雑誌の巻頭ページの記事という発表媒体上の制約とかもあり、書籍じたいになりづらいという制約もある訳ですが、何ともバランスの取れていない状況であったと言えるのではないかと思う訳です。
そんな状況故に、大伴昌司個人の名義で出版された『怪獣ウルトラ図鑑』の復刻は、非常に嬉しい出来事であると言えましょう。



『怪獣ウルトラ図鑑』は「ウルトラ完全図解百科」「ウルトラセブン怪人怪兵器第百科」「ウルトラマン怪獣百科」「ウルトラQ怪獣第百科」の4部構成になっています。初版発行が1968年、最も近い時期に放映されている『ウルトラセブン』に最も多くのページが割かれています(表紙もセブンですね)。
「完全図解百科」にはウルトラセブンの必殺技図解やウルトラマン(初代)の内部図解、更にはウルトラホークや警備隊基地、ペガッサ星人のマンモス宇宙都市、更にはバルタン星人やメフィラス星人レッドキングといった有名怪獣の内部図解等を多数収録。大伴昌司氏の面目躍如といった内容です。
以降の「怪人怪兵器第百科」「怪獣百科」「怪獣第百科」には、それぞれの作品に登場した怪獣のデータが写真付で収録。体長・体重・攻撃方法・弱点等が詳細に記述されています。
全篇を通じて、熱のこもった文体で書かれているのも、*2独特の雰囲気を醸し出しているように感じます。


ただ、この本は「完全な復刻」という訳ではない。残念ではありますが、これには如何ともしがたい事情があります。
復刻版の奥付ページには、以下のような断り書きがあります。

同社に保管されていた初版本をベースに、当時の内容や印刷・造本などを可能な限り再現しておりますが、権利元の意向により、一部キャラクターなどの掲載内容が異なります。

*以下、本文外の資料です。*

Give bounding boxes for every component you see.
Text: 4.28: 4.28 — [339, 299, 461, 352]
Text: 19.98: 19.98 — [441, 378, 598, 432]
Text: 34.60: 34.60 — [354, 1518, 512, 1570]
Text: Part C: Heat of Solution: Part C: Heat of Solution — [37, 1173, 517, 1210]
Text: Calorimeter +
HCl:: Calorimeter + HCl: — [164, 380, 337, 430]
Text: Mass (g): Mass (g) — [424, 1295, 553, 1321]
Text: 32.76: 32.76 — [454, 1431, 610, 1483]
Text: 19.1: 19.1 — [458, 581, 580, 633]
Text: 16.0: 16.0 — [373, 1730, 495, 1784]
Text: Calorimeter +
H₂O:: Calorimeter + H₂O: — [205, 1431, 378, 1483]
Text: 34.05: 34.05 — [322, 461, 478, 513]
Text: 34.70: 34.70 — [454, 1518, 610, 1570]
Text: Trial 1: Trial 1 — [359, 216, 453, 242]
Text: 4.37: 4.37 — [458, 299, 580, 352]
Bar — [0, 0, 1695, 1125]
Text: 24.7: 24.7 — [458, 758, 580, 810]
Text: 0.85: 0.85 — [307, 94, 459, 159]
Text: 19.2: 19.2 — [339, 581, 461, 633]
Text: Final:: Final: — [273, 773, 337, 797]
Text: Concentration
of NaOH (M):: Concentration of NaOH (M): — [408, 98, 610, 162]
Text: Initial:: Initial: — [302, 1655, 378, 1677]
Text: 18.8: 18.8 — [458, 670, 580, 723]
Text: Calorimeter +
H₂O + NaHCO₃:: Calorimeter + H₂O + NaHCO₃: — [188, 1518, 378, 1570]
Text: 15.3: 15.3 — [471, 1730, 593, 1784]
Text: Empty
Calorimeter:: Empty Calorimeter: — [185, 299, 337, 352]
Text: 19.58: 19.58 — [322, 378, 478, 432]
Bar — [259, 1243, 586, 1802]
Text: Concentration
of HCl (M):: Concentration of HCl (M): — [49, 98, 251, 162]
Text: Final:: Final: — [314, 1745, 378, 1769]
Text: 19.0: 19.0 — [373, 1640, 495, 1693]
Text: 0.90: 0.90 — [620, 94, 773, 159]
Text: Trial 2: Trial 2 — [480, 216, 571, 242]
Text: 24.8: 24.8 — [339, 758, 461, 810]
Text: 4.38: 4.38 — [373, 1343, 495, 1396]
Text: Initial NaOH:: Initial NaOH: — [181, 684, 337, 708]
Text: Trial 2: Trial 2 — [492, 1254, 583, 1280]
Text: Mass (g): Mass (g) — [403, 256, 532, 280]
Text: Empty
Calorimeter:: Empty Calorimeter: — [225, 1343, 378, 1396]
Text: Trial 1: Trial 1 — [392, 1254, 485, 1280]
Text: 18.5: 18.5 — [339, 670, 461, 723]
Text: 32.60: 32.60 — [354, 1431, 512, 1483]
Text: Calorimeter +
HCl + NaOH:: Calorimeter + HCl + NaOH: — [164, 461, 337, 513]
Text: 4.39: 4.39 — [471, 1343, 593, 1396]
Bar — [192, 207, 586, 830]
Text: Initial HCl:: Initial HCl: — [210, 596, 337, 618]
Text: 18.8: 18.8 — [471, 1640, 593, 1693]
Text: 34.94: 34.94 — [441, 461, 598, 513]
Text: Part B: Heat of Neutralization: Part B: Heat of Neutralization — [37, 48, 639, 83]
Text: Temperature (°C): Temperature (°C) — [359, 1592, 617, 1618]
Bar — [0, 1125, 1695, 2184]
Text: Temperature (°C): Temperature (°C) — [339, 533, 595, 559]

大伴昌司『カラー版 怪獣ウルトラ図鑑』復刻版174(奥付)ページ。


この文面だけでも、判る方は判るかと思いますが、スペル星人については未収録です。
スペル星人が登場した『ウルトラセブン』12話は欠番扱いとなっている、というのは有名な話かと思います。そして欠番に至る経緯が、スペル星人が「ひばくせい人」という呼称を付けられていたことに端を発するというのも良く知られているかと。
更に書くと、最初に「被爆星人」という呼称を用いた作品が、この『怪獣ウルトラ図鑑』であります。この呼称が問題とされる1970年末までは特に問題なく発行され、22刷まで版を重ねていたとのことです。


この問題に関しては、安藤健二さんによる名ルポルタージュ封印作品の謎』に詳細が書かれているので、是非読んで欲しいと思います。


封印作品の謎

封印作品の謎

封印作品の謎―ウルトラセブンからブラック・ジャックまで (だいわ文庫)

封印作品の謎―ウルトラセブンからブラック・ジャックまで (だいわ文庫)


と、長々と書きましたが、資料的な価値も高く、読物としても面白い。
稀代の編集者の仕事を、当時の空気を携えたまま読むことができる、現時点では数少ない本でもあります。些か値は張りますが、お薦めの1冊です。


といったところで、本日はこのあたりにて。

*1:まぁ絶版・プレミア化については、再評価的な本もそうだったりするのですが・・・。

*2:擬音を多く用いたりするのも特徴です。